As a sewist, I have a lot of opinions on conservation efforts and Earth Day in general. In no way have I achieved zero waste, but as I hand-make garments (I don’t make them all, though), I can’t help but think about the effect consumerism has on the environment.
Since NJ is pretty famous for rush hour (when did we decide it was ok to commute an hour each way to work??), we’re confronted with pollution daily, as well. While I know there’s a valid argument that America doesn’t produce the most pollution or even the most trash… everyone doing a little bit will make a difference.
Probably the only benefit of this virus will be the drop in emissions from driving and manufacturing. Now that everyone knows how to work from home, let’s make this reduction in car emissions a permanent thing.
I wish I could say I was better at this… but I do try, and imperfect effort makes a difference. A few things I’ve done over the past year to limit my impact on the environment:
There’s a reason why they say REDUCE, REUSE, RECYCLE: Many people skip the reduce and reusing, and just try to recycle everything…. we need to reduce what we buy overall before we’ll see a difference. I can’t say this enough: there’s a reason why REDUCE is first on the list.
My first journey into reducing was my year of no shopping (more on that here), and I do my best throughout the year to only buy things I need. When I make a purchase, I really think about it to make sure I need it/ it brings joy. I can’t tell you how much I used to love shopping, and now I’m no fun because I overthink things.
Before going into a store, make sure you have a plan.
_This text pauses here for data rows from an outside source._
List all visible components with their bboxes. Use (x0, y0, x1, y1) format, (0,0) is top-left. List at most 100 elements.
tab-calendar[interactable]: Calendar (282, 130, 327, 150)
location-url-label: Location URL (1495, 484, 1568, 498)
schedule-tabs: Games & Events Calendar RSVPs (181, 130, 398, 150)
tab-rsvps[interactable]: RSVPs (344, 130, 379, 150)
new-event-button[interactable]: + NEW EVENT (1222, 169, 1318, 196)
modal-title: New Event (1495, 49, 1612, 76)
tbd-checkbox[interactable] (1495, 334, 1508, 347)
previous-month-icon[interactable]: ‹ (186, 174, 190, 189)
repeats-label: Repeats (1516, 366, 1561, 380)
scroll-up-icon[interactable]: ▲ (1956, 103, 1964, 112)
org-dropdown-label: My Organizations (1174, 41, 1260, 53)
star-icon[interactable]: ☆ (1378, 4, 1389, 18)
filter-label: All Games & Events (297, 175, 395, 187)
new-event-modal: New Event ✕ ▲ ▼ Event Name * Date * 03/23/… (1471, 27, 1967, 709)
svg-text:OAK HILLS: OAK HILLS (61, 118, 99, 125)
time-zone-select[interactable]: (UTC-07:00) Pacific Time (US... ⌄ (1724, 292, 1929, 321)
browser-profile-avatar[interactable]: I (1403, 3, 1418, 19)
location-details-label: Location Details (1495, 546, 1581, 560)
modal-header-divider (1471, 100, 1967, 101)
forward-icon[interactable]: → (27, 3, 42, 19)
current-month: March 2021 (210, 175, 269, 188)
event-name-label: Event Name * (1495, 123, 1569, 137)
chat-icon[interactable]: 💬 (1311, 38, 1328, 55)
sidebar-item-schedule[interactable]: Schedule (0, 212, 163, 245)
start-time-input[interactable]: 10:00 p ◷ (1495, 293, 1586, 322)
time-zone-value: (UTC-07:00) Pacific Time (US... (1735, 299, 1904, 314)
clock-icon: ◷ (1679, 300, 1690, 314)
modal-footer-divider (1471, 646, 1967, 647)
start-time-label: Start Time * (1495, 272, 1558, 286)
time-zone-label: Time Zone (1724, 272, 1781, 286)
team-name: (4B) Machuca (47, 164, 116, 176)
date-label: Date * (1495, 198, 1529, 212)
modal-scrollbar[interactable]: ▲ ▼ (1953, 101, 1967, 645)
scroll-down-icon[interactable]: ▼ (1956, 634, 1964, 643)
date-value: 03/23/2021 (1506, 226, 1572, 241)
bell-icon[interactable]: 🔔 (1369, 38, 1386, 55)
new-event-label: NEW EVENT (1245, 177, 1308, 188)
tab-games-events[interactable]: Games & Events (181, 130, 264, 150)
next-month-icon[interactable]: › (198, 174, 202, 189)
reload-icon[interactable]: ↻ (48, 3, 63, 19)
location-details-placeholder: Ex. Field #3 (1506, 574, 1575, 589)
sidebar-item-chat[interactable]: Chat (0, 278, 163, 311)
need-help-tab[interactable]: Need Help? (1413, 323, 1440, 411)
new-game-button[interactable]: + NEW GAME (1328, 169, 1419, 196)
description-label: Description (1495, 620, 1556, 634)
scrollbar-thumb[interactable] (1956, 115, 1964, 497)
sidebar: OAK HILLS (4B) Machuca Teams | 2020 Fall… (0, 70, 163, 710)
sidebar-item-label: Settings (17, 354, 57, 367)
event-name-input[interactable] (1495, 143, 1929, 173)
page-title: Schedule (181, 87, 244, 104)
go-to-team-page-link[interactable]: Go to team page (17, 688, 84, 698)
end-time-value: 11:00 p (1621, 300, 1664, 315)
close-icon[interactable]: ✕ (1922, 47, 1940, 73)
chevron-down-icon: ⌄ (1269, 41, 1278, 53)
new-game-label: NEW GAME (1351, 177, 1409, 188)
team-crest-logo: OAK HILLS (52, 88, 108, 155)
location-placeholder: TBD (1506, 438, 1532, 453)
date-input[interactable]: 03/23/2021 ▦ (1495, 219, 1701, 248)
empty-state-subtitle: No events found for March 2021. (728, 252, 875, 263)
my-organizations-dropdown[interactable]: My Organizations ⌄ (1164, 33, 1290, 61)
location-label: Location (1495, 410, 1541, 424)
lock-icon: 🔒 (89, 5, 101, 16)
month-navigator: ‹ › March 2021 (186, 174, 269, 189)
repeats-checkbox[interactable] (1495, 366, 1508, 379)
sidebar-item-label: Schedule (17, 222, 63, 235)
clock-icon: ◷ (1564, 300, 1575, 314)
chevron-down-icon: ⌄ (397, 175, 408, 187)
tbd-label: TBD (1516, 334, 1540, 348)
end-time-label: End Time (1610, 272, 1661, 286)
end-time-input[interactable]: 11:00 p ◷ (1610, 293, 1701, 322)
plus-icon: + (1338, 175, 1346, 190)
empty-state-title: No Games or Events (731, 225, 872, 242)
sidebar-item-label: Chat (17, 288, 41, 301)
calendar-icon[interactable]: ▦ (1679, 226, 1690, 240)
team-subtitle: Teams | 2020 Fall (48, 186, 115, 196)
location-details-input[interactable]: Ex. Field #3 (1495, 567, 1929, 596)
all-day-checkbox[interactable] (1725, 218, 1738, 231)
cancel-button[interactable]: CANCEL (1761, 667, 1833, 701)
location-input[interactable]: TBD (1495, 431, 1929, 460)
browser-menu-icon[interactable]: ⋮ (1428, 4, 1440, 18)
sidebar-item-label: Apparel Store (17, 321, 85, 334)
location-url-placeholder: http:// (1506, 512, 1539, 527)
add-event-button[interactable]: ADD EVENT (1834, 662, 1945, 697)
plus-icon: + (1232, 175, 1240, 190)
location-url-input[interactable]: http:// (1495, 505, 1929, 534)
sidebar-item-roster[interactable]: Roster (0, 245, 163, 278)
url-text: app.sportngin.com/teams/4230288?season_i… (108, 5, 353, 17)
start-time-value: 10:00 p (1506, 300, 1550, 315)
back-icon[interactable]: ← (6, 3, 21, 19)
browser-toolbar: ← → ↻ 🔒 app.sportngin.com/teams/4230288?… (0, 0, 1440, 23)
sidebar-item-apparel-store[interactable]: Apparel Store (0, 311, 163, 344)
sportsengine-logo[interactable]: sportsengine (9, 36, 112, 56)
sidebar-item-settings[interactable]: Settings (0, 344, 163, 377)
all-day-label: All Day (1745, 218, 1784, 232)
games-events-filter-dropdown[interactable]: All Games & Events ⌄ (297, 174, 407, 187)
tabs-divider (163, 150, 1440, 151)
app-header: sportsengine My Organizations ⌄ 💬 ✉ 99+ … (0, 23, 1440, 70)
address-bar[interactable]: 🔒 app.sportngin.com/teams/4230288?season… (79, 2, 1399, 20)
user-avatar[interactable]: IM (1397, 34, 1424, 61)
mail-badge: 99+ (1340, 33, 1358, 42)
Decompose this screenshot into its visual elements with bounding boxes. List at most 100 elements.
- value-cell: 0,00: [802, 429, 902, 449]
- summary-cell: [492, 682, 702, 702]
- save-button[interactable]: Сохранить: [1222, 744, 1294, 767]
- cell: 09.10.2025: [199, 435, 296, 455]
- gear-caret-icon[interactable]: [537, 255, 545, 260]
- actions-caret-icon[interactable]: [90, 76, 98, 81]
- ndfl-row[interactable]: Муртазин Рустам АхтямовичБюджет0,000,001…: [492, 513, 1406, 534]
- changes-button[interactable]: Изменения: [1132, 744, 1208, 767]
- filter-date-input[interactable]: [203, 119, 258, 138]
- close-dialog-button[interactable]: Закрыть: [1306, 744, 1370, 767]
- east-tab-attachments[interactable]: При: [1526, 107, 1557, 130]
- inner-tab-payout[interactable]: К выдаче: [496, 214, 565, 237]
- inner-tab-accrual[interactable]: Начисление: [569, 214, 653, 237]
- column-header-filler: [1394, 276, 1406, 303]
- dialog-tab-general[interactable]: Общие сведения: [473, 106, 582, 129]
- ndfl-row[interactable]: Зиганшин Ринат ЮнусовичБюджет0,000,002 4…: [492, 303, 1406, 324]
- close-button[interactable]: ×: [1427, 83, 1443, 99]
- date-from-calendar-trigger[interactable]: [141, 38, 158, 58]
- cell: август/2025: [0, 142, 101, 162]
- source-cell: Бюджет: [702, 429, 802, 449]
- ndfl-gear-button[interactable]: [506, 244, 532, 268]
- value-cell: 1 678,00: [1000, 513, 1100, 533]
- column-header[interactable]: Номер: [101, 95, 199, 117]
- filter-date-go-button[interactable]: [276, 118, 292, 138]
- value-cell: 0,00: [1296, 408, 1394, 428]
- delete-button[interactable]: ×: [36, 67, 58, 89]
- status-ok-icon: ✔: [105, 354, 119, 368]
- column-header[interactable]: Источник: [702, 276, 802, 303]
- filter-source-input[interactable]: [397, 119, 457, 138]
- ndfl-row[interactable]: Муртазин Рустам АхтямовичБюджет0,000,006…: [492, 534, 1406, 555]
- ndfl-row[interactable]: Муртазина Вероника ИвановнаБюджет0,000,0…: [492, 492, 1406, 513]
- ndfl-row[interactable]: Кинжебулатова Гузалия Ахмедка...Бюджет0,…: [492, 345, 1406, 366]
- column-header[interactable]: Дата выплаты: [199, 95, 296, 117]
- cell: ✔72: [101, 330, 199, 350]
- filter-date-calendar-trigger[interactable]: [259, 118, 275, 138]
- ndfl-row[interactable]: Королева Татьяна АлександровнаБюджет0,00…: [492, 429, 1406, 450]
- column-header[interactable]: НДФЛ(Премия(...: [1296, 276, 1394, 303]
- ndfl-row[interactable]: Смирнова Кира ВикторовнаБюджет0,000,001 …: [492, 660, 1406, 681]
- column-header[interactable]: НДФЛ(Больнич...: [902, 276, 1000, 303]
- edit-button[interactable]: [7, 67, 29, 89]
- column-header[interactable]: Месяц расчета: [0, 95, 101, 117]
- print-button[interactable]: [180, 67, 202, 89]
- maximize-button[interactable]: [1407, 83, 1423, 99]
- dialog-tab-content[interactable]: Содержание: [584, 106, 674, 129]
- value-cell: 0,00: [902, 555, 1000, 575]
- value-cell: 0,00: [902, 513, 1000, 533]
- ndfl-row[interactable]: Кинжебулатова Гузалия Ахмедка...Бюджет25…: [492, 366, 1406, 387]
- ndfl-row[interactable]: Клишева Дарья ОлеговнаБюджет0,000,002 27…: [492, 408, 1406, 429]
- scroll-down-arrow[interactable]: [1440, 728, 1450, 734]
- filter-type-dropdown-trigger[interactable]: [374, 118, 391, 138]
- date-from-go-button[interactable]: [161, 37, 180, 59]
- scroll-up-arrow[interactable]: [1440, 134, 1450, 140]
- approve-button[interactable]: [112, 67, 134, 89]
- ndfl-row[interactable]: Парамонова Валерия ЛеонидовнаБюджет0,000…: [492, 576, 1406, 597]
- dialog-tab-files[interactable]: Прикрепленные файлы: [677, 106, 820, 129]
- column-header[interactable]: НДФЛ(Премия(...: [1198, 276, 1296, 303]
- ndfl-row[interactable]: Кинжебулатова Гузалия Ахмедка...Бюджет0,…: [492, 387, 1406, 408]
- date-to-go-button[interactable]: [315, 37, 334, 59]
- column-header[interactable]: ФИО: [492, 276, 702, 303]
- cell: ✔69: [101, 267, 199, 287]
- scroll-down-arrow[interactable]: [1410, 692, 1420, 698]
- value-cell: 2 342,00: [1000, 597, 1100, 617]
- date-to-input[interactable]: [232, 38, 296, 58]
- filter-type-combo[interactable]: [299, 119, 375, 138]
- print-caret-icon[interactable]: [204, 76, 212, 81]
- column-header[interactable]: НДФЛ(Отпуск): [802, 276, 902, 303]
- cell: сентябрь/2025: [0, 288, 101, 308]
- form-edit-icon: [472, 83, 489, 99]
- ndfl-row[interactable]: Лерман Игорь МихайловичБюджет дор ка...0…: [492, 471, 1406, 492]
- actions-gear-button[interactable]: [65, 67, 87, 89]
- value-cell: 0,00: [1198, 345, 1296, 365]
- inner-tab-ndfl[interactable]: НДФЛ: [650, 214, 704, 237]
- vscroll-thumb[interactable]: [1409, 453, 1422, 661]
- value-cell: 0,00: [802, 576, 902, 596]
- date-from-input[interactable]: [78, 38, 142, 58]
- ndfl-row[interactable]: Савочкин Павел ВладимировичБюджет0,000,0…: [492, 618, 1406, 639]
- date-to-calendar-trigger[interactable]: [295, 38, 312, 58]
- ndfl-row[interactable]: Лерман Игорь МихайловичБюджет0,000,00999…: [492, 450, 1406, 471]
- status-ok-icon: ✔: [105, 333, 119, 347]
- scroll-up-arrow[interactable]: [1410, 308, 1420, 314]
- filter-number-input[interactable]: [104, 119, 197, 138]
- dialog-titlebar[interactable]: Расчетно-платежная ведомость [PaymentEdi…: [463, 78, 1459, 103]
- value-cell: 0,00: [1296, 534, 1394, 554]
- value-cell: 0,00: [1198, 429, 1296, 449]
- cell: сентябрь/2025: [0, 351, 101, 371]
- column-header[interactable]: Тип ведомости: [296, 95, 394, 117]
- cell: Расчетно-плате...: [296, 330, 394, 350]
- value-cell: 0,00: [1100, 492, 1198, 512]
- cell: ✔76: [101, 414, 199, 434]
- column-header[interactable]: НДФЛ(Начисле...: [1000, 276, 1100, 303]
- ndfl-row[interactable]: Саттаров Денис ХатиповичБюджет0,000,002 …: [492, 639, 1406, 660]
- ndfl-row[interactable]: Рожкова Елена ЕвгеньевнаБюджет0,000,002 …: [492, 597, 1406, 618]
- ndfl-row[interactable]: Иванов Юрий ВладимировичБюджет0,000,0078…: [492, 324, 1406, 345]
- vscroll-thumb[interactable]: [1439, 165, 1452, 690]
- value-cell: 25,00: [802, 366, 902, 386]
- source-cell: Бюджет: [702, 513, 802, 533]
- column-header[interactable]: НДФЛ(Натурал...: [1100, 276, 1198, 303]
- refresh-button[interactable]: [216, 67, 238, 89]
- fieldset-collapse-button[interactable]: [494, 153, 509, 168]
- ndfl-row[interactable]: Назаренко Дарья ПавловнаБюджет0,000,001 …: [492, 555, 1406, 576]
Obviously, I know a lot of people live this way for financial reasons or because of their natural personality towards frugality. Let’s just admit that’s not most people in NJ… most of us work a ton, make a really great income, and feel like we get to reward ourselves with shopping (even if it’s a super sale). Over the past few years, I’ve been rewarding myself with puppy snuggles, long runs, reading, and sewing. While some of these do result in purchases, making a plan is key.
When you do need to shop… try facebook marketplace or craigslist before anything else. I find almost everything I need for my house second hand… and cheaper. I bought a barely-used couch off craigslist. Do you realize how much packaging is involved with shipping a couch??? Saved all of that by buying on craigslist. I also buy most of my furniture from local antique shops (specifically Made in the Shade in Andover).
I’ve always felt strongly about buying used cars first, and now American-made if you buy new. The emissions in shipping cars from Asia to America are terrible. I wouldn’t be surprised if they negate the lower fuel emissions produced when driving the car.
But do your research: a lot of Asian brands make their cars in America, so you can probably still get the car you want… in fact, some Hondas are the most made-in-america cars. I went down a rabbit hole on this topic one day, and you can’t bring me back ha.
Most of my athletic clothing I buy from Plato’s Closet or Poshmark… I haven’t needed to buy too many other clothes in a while. Although, I will buy a tshirt from Target occasionally when I feel like I’m running out of clothes. Working on this part!
Recycling around the world is a mess, so I started composting and reusing anything I can. I have no real solution for this. Apparently, Americans are aspirational recyclers and put the wrong things in single stream… so it ruins the whole batch. Please learn what your town allows and follow it closely.
And just save your glass jars…. you can use them for anything.
What’s Right For You
All of us have our own causes we want to support. While I try my best to research brands with ethical manufacturing processes and safe working environments, sometime my top priority is just supporting a local small business or a women-owned business. However, I just try not to shop at all.
Of course, now I feel like confessing that I bought Old Navy joggers and a swing dress this week. But I’m pregnant and my clothes are starting not to fit, and I don’t want to buy expensive clothes in this weird in-between size that’s not-quite-maternity-might-be-extra-quarantine-cookies… And all the stores are closed. SO there was a sale, and I bought joggers at Old Navy.
My PERSONAL principles that may not work for you:
- buy only what you need
- buy second-hand as often as possible
- find other ways to reward yourself that don’t involve shopping
- shop small and local (sometimes I will include a franchise if it’s truly owner-operated)
- daily gratitude
- don’t judge other people’s journeys
On a weird note, people are always surprised I don’t shop at WalMart. I forget what I said once about not shopping there, and the person responded “well it’s impossible to avoid!” and my husband was like, “oh no, she really never goes there. She’s pretty serious about it.”
But let’s be real — just from an experience perspective, why go to WalMart when you can go to Target?? I don’t want to spend my few hours of free time at WalMart… and I believe Target does a lot more for small brands overall, and some of their manufacturing leans more ethical… I don’t know. Target just wins every time. Is WalMart really cheaper than Target?? I can’t tell you because I literally haven’t been there in years.
Anyway — I don’t have a completely dire perspective on the earth. God’s in control, and it will end when He wants it to. But at the same time, God created all things good, so let’s do our best to preserve some of that goodness. Wake up every day no matter the weather and say — Thank you, God, for making this little planet for our good and Your glory. How can I best tend to Your garden and display Your glory in my own backyard?